Le 13 mars, l’une des attaques a mis le feu à une raffinerie dans la ville occidentale de Ryazan, entraînant la fermeture de deux unités de raffinage. La gigantesque raffinerie produit près de 6 pour cent du pétrole brut raffiné de la Russie.
Un jour plus tôt, une autre attaque ukrainienne a réduit de moitié la capacité d’une autre raffinerie près de la ville de Nijni Novgorod, située à plus de 1 000 km à l’est de la frontière ukrainienne.
Les attaques ont porté un coup dur à la principale source de revenus d’exportation de Moscou qui finance la guerre en Ukraine malgré les sanctions paralysantes imposées par l’Occident.
Washington a exhorté Kyiv à cesser les attaques contre les raffineries car elles pourraient intensifier le conflit, a rapporté le Financial Times vendredi.
Les doubles attaques des troupes de Moscou cette semaine pourraient également ouvrir la voie à une offensive terrestre russe cet été.

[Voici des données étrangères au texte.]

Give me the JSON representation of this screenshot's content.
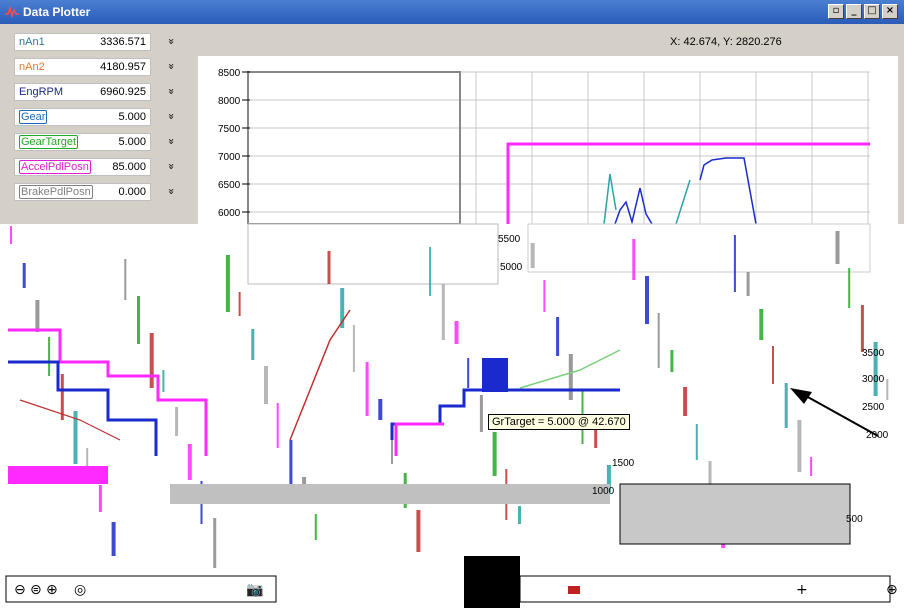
{
  "window": {
    "title": "Data Plotter",
    "controls": [
      "restore-down",
      "minimize",
      "maximize",
      "close"
    ]
  },
  "channels": [
    {
      "name": "nAn1",
      "value": "3336.571",
      "color": "#2a7a9a",
      "boxed": false
    },
    {
      "name": "nAn2",
      "value": "4180.957",
      "color": "#e07a30",
      "boxed": false
    },
    {
      "name": "EngRPM",
      "value": "6960.925",
      "color": "#1a2a8a",
      "boxed": false
    },
    {
      "name": "Gear",
      "value": "5.000",
      "color": "#1a6ac0",
      "boxed": true
    },
    {
      "name": "GearTarget",
      "value": "5.000",
      "color": "#22aa22",
      "boxed": true
    },
    {
      "name": "AccelPdlPosn",
      "value": "85.000",
      "color": "#e020d0",
      "boxed": true
    },
    {
      "name": "BrakePdlPosn",
      "value": "0.000",
      "color": "#808080",
      "boxed": true
    }
  ],
  "cursor_readout": "X: 42.674, Y: 2820.276",
  "y_ticks": [
    "8500",
    "8000",
    "7500",
    "7000",
    "6500",
    "6000",
    "5500",
    "5000"
  ],
  "fragment_ticks": [
    "3500",
    "3000",
    "2500",
    "2000",
    "1500",
    "1000",
    "500"
  ],
  "tooltip": "GrTarget = 5.000 @ 42.670",
  "colors": {
    "titlebar": "#2a5cb8",
    "accel": "#ff2aff",
    "gear": "#1a2acc",
    "teal": "#2aa5a5",
    "grid": "#c8c8c8"
  },
  "toolbar_icons": [
    "zoom-out-icon",
    "zoom-fit-icon",
    "zoom-in-icon",
    "camera-icon"
  ]
}
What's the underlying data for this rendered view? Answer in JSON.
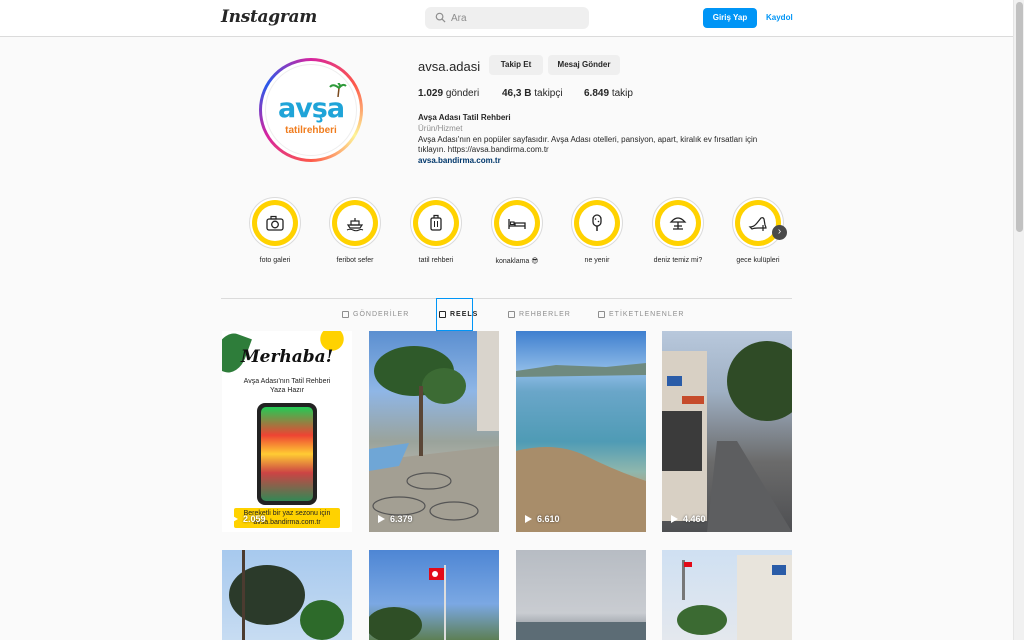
{
  "header": {
    "logo": "Instagram",
    "search_placeholder": "Ara",
    "login_label": "Giriş Yap",
    "signup_label": "Kaydol"
  },
  "profile": {
    "username": "avsa.adasi",
    "follow_label": "Takip Et",
    "message_label": "Mesaj Gönder",
    "avatar_text_main": "avşa",
    "avatar_text_sub": "tatilrehberi",
    "stats": {
      "posts_count": "1.029",
      "posts_label": "gönderi",
      "followers_count": "46,3 B",
      "followers_label": "takipçi",
      "following_count": "6.849",
      "following_label": "takip"
    },
    "bio_name": "Avşa Adası Tatil Rehberi",
    "bio_category": "Ürün/Hizmet",
    "bio_text": "Avşa Adası'nın en popüler sayfasıdır. Avşa Adası otelleri, pansiyon, apart, kiralık ev fırsatları için tıklayın. https://avsa.bandirma.com.tr",
    "bio_link": "avsa.bandirma.com.tr"
  },
  "highlights": [
    {
      "label": "foto galeri",
      "icon": "camera-icon"
    },
    {
      "label": "feribot sefer",
      "icon": "ferry-icon"
    },
    {
      "label": "tatil rehberi",
      "icon": "suitcase-icon"
    },
    {
      "label": "konaklama 😎",
      "icon": "bed-icon"
    },
    {
      "label": "ne yenir",
      "icon": "ice-cream-icon"
    },
    {
      "label": "deniz temiz mi?",
      "icon": "beach-umbrella-icon"
    },
    {
      "label": "gece kulüpleri",
      "icon": "high-heel-icon"
    }
  ],
  "tabs": [
    {
      "label": "GÖNDERİLER",
      "active": false
    },
    {
      "label": "REELS",
      "active": true
    },
    {
      "label": "REHBERLER",
      "active": false
    },
    {
      "label": "ETİKETLENENLER",
      "active": false
    }
  ],
  "promo_tile": {
    "title": "Merhaba!",
    "subtitle_line1": "Avşa Adası'nın Tatil Rehberi",
    "subtitle_line2": "Yaza Hazır",
    "caption_line1": "Bereketli bir yaz sezonu için",
    "caption_line2": "avsa.bandirma.com.tr"
  },
  "reels": [
    {
      "views": "2.059"
    },
    {
      "views": "6.379"
    },
    {
      "views": "6.610"
    },
    {
      "views": "4.460"
    }
  ],
  "colors": {
    "accent": "#0095f6",
    "highlight_ring": "#ffd200"
  }
}
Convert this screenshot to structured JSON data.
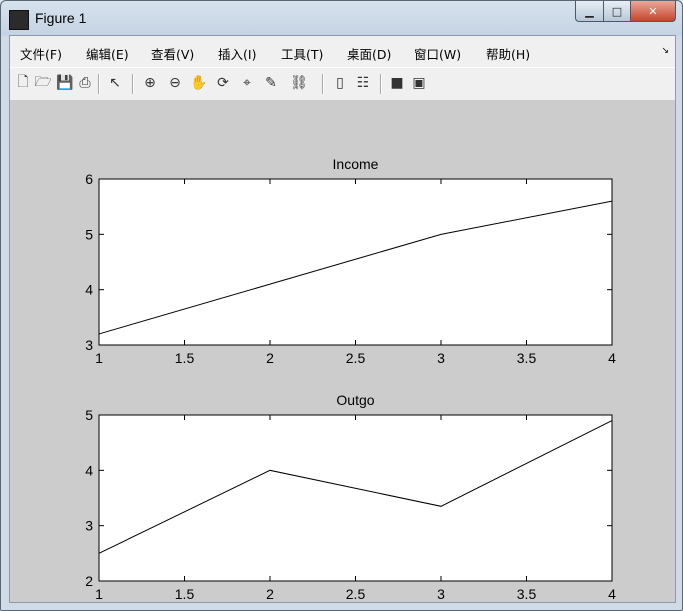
{
  "window": {
    "title": "Figure 1",
    "buttons": {
      "minimize": "▁",
      "maximize": "□",
      "close": "✕"
    }
  },
  "menu": [
    "文件(F)",
    "编辑(E)",
    "查看(V)",
    "插入(I)",
    "工具(T)",
    "桌面(D)",
    "窗口(W)",
    "帮助(H)"
  ],
  "toolbar": [
    {
      "name": "new-figure-icon",
      "glyph": "🗋"
    },
    {
      "name": "open-file-icon",
      "glyph": "🗁"
    },
    {
      "name": "save-icon",
      "glyph": "💾"
    },
    {
      "name": "print-icon",
      "glyph": "⎙"
    },
    {
      "name": "edit-plot-arrow-icon",
      "glyph": "↖"
    },
    {
      "name": "zoom-in-icon",
      "glyph": "⊕"
    },
    {
      "name": "zoom-out-icon",
      "glyph": "⊖"
    },
    {
      "name": "pan-hand-icon",
      "glyph": "✋"
    },
    {
      "name": "rotate-3d-icon",
      "glyph": "⟳"
    },
    {
      "name": "data-cursor-icon",
      "glyph": "⌖"
    },
    {
      "name": "brush-icon",
      "glyph": "✎"
    },
    {
      "name": "link-plot-icon",
      "glyph": "⛓"
    },
    {
      "name": "colorbar-icon",
      "glyph": "▯"
    },
    {
      "name": "legend-icon",
      "glyph": "☷"
    },
    {
      "name": "hide-plot-tools-icon",
      "glyph": "■"
    },
    {
      "name": "show-plot-tools-icon",
      "glyph": "▣"
    }
  ],
  "colors": {
    "figure_bg": "#cccccc",
    "axes_bg": "#ffffff",
    "line": "#000000"
  },
  "chart_data": [
    {
      "type": "line",
      "title": "Income",
      "x": [
        1,
        2,
        3,
        4
      ],
      "series": [
        {
          "values": [
            3.2,
            4.1,
            5.0,
            5.6
          ]
        }
      ],
      "xlim": [
        1,
        4
      ],
      "ylim": [
        3,
        6
      ],
      "xticks": [
        "1",
        "1.5",
        "2",
        "2.5",
        "3",
        "3.5",
        "4"
      ],
      "yticks": [
        "3",
        "4",
        "5",
        "6"
      ],
      "grid": false
    },
    {
      "type": "line",
      "title": "Outgo",
      "x": [
        1,
        2,
        3,
        4
      ],
      "series": [
        {
          "values": [
            2.5,
            4.0,
            3.35,
            4.9
          ]
        }
      ],
      "xlim": [
        1,
        4
      ],
      "ylim": [
        2,
        5
      ],
      "xticks": [
        "1",
        "1.5",
        "2",
        "2.5",
        "3",
        "3.5",
        "4"
      ],
      "yticks": [
        "2",
        "3",
        "4",
        "5"
      ],
      "grid": false
    }
  ]
}
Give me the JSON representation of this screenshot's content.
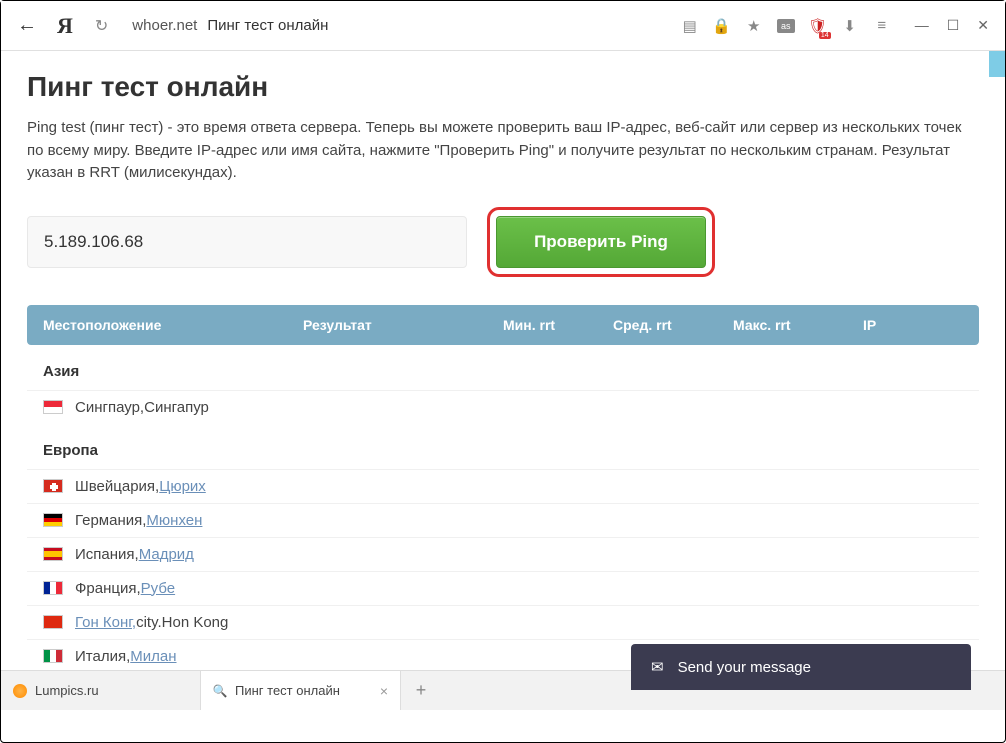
{
  "browser": {
    "domain": "whoer.net",
    "page_label": "Пинг тест онлайн",
    "shield_badge": "14"
  },
  "page": {
    "title": "Пинг тест онлайн",
    "description": "Ping test (пинг тест) - это время ответа сервера. Теперь вы можете проверить ваш IP-адрес, веб-сайт или сервер из нескольких точек по всему миру. Введите IP-адрес или имя сайта, нажмите \"Проверить Ping\" и получите результат по нескольким странам. Результат указан в RRT (милисекундах).",
    "ip_input_value": "5.189.106.68",
    "ping_button": "Проверить Ping"
  },
  "table": {
    "headers": {
      "location": "Местоположение",
      "result": "Результат",
      "min": "Мин. rrt",
      "avg": "Сред. rrt",
      "max": "Макс. rrt",
      "ip": "IP"
    }
  },
  "regions": {
    "asia": {
      "title": "Азия",
      "rows": [
        {
          "flag": "sg",
          "country": "Сингпаур, ",
          "city": "Сингапур",
          "city_link": false
        }
      ]
    },
    "europe": {
      "title": "Европа",
      "rows": [
        {
          "flag": "ch",
          "country": "Швейцария, ",
          "city": "Цюрих",
          "city_link": true
        },
        {
          "flag": "de",
          "country": "Германия, ",
          "city": "Мюнхен",
          "city_link": true
        },
        {
          "flag": "es",
          "country": "Испания, ",
          "city": "Мадрид",
          "city_link": true
        },
        {
          "flag": "fr",
          "country": "Франция, ",
          "city": "Рубе",
          "city_link": true
        },
        {
          "flag": "hk",
          "country": "Гон Конг, ",
          "city": "city.Hon Kong",
          "city_link": false,
          "country_link": true
        },
        {
          "flag": "it",
          "country": "Италия, ",
          "city": "Милан",
          "city_link": true
        }
      ]
    }
  },
  "chat": {
    "label": "Send your message"
  },
  "tabs": [
    {
      "favicon": "orange",
      "title": "Lumpics.ru",
      "active": false,
      "closable": false
    },
    {
      "favicon": "search",
      "title": "Пинг тест онлайн",
      "active": true,
      "closable": true
    }
  ]
}
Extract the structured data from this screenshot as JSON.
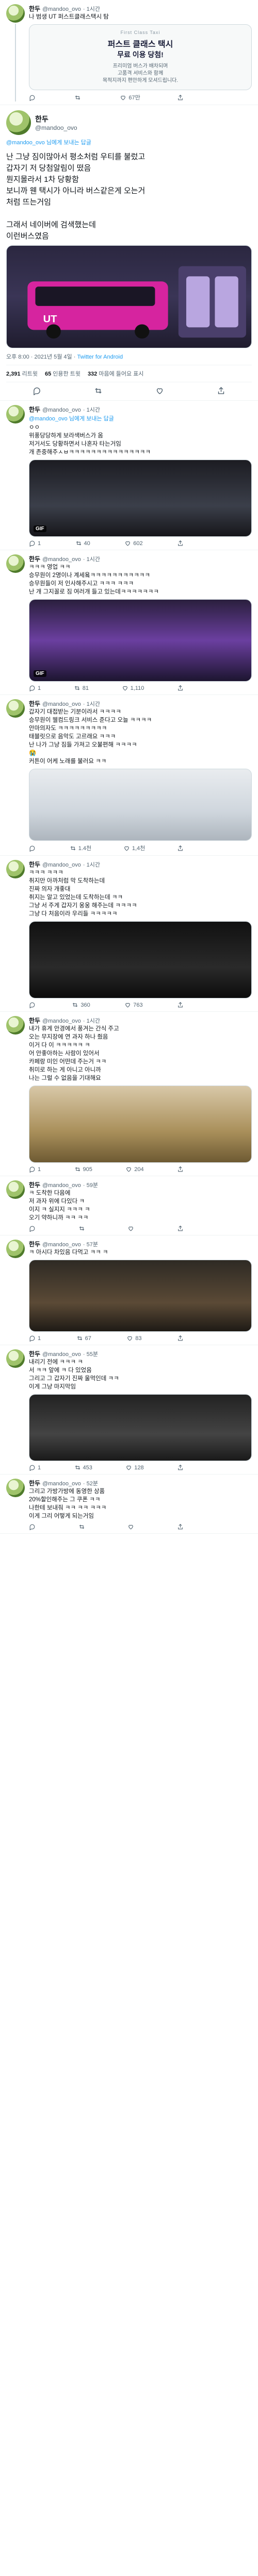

« Cela pourrait être interprété comme le prélude à une nouvelle opération qui va précéder l’offensive estivale de la Russie », a déclaré l’analyste basé à Kyiv Aleksey Kushch à Al Jazeera.
Un autre observateur a averti que la frappe la plus sérieuse et inquiétante vendredi était celle qui visait le barrage des deux centrales hydroélectriques jumelles de Dniprovska, les plus grandes d’Ukraine.
« Tôt ou tard, des frappes de ce type devaient avoir lieu », a déclaré l’analyste basé à Kyiv Ihar Tyshkevich à Al Jazeera.
Il a expliqué que la fonte des neiges et des glaces dans les cours d’eau de l’amont du fleuve Dnipro a déjà déclenché une crue printanière qui atteindra son niveau maximum dans un mois.
« Maintenant, imaginez si seulement un barrage est frappé », a-t-il ajouté.
Des missiles russes ont frappé la centrale en décembre 2022 et février 2023. L’attaque de vendredi a endommagé les deux centrales et déclenché un important incendie.
« Cependant, il n’y a pas de danger que le barrage soit détruit », a déclaré Ihor Sirota, responsable de l’agence Ukrhydroenergo, qui gère les centrales, à Radio Liberty.